St John Chrystostom
Celebrated on September 13th
An archbishop , born in 347, the son of an army officer at Antioch, John was brought up by his widowed mother. In 373 he went to live as a monk in a mountain community and became quite ill because of the austere regime there. In 381 he returned to Antioch and became a deacon serving the local church, until he was ordained priest in 407.
He was soon made the bishop’s assistant and was responsible for teaching the Christian poor of the city. John became famous as a preacher , hence his name Chrysostom which means “golden-mouthed”. In 398 he was elected archbishop of Constantinople. A wholehearted reformer, very outspoken and sometimes tactless, he attacked the rich and powerful and made enemies among them.

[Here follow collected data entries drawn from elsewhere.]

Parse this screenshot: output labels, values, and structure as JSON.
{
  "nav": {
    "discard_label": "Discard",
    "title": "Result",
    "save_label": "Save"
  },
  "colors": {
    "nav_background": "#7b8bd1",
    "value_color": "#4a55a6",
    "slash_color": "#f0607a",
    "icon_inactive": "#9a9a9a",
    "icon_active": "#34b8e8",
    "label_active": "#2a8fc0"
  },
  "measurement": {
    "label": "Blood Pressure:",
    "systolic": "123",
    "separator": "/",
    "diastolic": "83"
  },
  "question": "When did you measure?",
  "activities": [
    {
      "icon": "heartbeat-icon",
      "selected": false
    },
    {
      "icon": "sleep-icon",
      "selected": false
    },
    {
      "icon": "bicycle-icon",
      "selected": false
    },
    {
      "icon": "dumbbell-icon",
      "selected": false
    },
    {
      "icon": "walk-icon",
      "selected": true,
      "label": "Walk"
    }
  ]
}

He preached :" Do you wish to honour the body of Christ? Do not ignore him when he is naked. Do not pay him homage in the temple clad in silk, only then to neglect him outside where he is cold and ill-clad. He who said: “This is my body” is the same who said: “You saw me hungry and you gave me no food”, and “Whatever you did to the least of my brothers you did also to me”… What good is it if the Eucharistic table is overloaded with golden chalices when your brother is dying of hunger? Start by satisfying his hunger and then with what is left you may adorn the altar as well ."

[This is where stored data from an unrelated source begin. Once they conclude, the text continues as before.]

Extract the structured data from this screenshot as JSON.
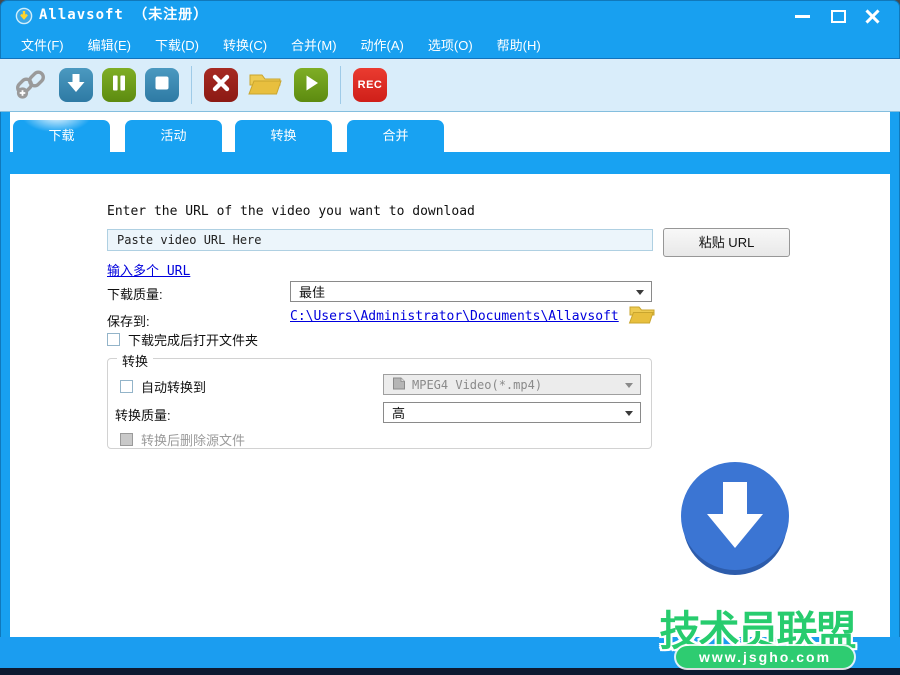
{
  "window": {
    "title": "Allavsoft （未注册）"
  },
  "menu": {
    "items": [
      "文件(F)",
      "编辑(E)",
      "下载(D)",
      "转换(C)",
      "合并(M)",
      "动作(A)",
      "选项(O)",
      "帮助(H)"
    ]
  },
  "toolbar": {
    "rec_label": "REC"
  },
  "tabs": [
    {
      "label": "下载",
      "active": true
    },
    {
      "label": "活动",
      "active": false
    },
    {
      "label": "转换",
      "active": false
    },
    {
      "label": "合并",
      "active": false
    }
  ],
  "form": {
    "url_prompt": "Enter the URL of the video you want to download",
    "url_value": "Paste video URL Here",
    "paste_button": "粘贴 URL",
    "multi_url_link": "输入多个 URL",
    "download_quality_label": "下载质量:",
    "download_quality_value": "最佳",
    "save_to_label": "保存到:",
    "save_path": "C:\\Users\\Administrator\\Documents\\Allavsoft",
    "open_folder_label": "下载完成后打开文件夹",
    "convert": {
      "group_title": "转换",
      "auto_convert_label": "自动转换到",
      "format_value": "MPEG4 Video(*.mp4)",
      "quality_label": "转换质量:",
      "quality_value": "高",
      "delete_source_label": "转换后删除源文件"
    }
  },
  "watermark": {
    "title": "技术员联盟",
    "url": "www.jsgho.com"
  },
  "colors": {
    "titlebar_blue": "#18a0f0",
    "toolbar_bg": "#d9edfa",
    "tab_blue": "#18a2f2",
    "steel_button": "#3584ad",
    "green_button": "#6b9a18",
    "dark_red_button": "#9b1d1b",
    "rec_red": "#e02723",
    "circle_blue": "#3b75d3",
    "watermark_green": "#2ecc71",
    "link_blue": "#0000dd"
  }
}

At another time he said ," Not to share our own wealth with the poor is theft from the poor and deprivation of their means of life . We do not possess our own wealth, but theirs."

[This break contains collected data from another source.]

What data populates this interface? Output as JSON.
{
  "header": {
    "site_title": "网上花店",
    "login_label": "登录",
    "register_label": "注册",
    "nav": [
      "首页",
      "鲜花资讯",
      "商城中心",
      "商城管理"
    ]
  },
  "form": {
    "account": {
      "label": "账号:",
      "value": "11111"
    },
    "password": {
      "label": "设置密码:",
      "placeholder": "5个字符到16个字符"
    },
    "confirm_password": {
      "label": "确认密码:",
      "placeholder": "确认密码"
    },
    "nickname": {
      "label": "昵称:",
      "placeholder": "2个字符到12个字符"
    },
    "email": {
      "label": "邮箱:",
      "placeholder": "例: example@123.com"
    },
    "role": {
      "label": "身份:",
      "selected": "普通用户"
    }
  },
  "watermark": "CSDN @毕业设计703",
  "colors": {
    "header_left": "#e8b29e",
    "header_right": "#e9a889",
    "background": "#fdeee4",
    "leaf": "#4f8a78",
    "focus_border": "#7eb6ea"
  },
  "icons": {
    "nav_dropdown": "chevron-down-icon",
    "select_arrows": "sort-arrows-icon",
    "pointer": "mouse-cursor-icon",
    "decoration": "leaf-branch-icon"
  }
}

He eventually was deposed and sent into exile in Armenia for three years. For his own safety he was then sent further away in 407 to Pitys in Iberia. Exhausted, he died on the road in 407.
St John is honoured as one of the four great Greek doctors of the church and above all as a preacher. He aimed to expound the Bible so that everyone would understand its teaching and practical application.
In his sermons he appeals, threatens, sympathises, caricatures, and deals in concrete examples rather than vague abstractions. Many passages in his homilies and letters are as relevant now as they were in the fifth century.